What’s in a name? A lot, it looks like.


I read The Wrap for entertainment news, Hollywood movies and TV stuff. Read and forget – that’s my usual routine. But this Wrap rap http://bit.ly/Z6qPXa did catch my eye instantly. There, we had Sharon Waxman, a former New York Times columnist, waxing eloquently and flinging a provocative challenge at The New York Times: “Hey, New York Times ‘Vows’ Section: Who Cares If ‘The Bride is Keeping Her Name'?”  (For a moment, it made me think of the good ol’ “Hark, who goes there?” routine.) Her bone of contention is the venerable newspaper making it a point to mention without fail in its Vows coverage that all the brides were keeping their respective maiden surnames.

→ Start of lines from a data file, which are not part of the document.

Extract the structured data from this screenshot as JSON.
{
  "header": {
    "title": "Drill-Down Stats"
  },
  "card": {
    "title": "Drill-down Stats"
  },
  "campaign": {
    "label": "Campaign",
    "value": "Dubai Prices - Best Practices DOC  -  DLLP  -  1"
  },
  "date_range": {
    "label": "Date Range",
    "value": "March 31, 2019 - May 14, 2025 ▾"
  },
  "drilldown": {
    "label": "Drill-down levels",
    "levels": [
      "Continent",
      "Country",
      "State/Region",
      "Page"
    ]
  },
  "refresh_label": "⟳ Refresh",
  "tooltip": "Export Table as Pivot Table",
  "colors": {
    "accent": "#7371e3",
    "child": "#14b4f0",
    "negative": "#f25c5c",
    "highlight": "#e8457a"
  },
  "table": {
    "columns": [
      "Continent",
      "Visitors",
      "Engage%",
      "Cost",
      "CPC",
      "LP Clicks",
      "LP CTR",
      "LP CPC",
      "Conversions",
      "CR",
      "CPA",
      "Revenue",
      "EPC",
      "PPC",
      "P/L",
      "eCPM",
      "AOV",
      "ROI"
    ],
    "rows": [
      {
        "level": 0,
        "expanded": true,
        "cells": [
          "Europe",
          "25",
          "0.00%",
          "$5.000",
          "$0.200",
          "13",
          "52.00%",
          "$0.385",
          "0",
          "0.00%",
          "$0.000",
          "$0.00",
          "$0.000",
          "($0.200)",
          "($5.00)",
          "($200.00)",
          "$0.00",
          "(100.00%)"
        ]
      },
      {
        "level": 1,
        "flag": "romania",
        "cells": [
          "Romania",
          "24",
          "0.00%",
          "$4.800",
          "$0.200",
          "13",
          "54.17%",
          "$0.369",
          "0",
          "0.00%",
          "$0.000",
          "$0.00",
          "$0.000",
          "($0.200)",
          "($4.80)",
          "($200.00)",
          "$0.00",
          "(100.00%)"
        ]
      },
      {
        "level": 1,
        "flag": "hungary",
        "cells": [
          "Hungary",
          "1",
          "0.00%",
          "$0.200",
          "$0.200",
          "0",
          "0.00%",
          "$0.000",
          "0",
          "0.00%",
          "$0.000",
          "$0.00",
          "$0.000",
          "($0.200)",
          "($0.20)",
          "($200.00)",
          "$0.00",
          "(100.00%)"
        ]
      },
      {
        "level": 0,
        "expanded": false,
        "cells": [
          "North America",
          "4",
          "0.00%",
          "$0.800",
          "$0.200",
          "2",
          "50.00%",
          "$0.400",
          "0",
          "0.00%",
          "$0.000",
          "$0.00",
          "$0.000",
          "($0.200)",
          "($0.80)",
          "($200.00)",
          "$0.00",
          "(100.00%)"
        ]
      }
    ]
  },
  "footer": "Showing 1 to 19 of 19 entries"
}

At the height of the Feminist Movement, brides wore their maiden surnames as a badge of honour, you’ll recall. Later on, it became a matter of unstated routine, also a matter of convenience. Women started marrying later and later in life. By then they had kind of got accustomed to their original moniker. Also, career reasons as well as the long legal rigmarole involved in acquiring a new name may prompt the refusal to disturb the status quo.

Waxman’s target, though, seems to be the paper she worked for earlier. She points a finger at their boast about being the first to report same-sex nuptials. She would have preferred if her former employer had included significant details such as a Caucasian woman marrying an Afro-American or human interest tidbits such as the bride having lost 50 pounds of weight on her way to the church podium. And, so forth.

This is 2014. And, in the US of A, this issue is still being discussed. Will wonders never cease to pop up?